In each case, the rabbis taught, a religious institution failed because of the failing of those who worshipped there. In that approach lies an important lesson for all people who look to those outside their own religious community to understand why the institution they love may not be doing as well as they would like.
Rather that cast blame at the feet of others, the sages of the Talmud remind their followers that even for a relatively poor and powerless people, both the roots of past failures and the keys to future success, are usually found closer to home than the faithful often imagine. This is not about blaming the victim as much as it is about empowering the victim to take responsibility for their past and reminding them of their capacity to build a better future.
Whether a sufficient explanation or not, the rabbis’ approach is worthy of attention. Both of their answers point us toward what is essentially the same problem, one which is painfully present in virtually every religious community functioning today: the privileging of doctrine over people.
The sin cycle of idolatry/improper sex/murder, sometimes called Judaism’s ‘Big Three’, is defined by the three acts for which one must give up their life if asked to commit. In Jewish law, all other transgressions are insignificant compared to saving a life, but not these three. Why?
As in the events which lead to collapse number one, collapse number two was also a function of people putting themselves and their particular ideas ahead of any basic respect for the needs and feelings of others. In that sense, the Talmud’s two explanations for the destructions of the Temples are really one explanation framed two ways. How Talmudic!
Because in the case of the ‘Big Three’, the transgressor imagines that nothing in the world is more important than themselves and what they want to do – God is made small and people lose significance altogether.
According to the Sages, the First Temple collapsed because it was supported by people who had life backwards – they put themselves before others, with no limitations. The God which they worshipped was simply a reflection of themselves, never offering corrective exhortation or even an alternative view of reality, and this justified their doing to others whatever they felt like doing, including raping and murdering them. Any Temple which was central to that kind of culture should have collapsed.
When the temples in our life provide nothing but excuses for that which we already want to do, and when they fail to sensitize us to those beyond the temple’s walls, as was apparently the case in ancient Israel, the collapse of those temples is a reasonable, if tragic, result.
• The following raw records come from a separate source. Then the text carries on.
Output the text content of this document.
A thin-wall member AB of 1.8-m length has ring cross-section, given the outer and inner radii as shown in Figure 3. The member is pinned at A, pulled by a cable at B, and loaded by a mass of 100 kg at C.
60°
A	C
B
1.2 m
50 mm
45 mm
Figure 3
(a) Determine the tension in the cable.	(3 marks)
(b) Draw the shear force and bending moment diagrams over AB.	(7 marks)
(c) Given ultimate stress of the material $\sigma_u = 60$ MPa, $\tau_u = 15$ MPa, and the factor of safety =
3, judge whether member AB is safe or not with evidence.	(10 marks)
And the same can be said for the loss of the Second Temple.
The Talmud teaches that casual hatred caused the collapse of the Second Temple and tells stories to illustrate what that means. The stories all boil down to the same issue – people, intoxicated with their own interpretation of events, are prepared to hurt and shame other human beings who happen not to share the same understanding of reality. I know that sounds, tragically, like an all-too-contemporary story.
Either way, what was true two millennia ago, remains true today: the integrity of our temples is guaranteed not by their walls, the armies that guard them, or the rituals performed within. The integrity of our temples is assured, if at all, by the way in which we treat both those who worship in them and also those who don’t.
When our temples, be they religious, political, cultural, or otherwise, serve people more than people serve them, then those temple deserve to survive. When it’s the other way around, not so much.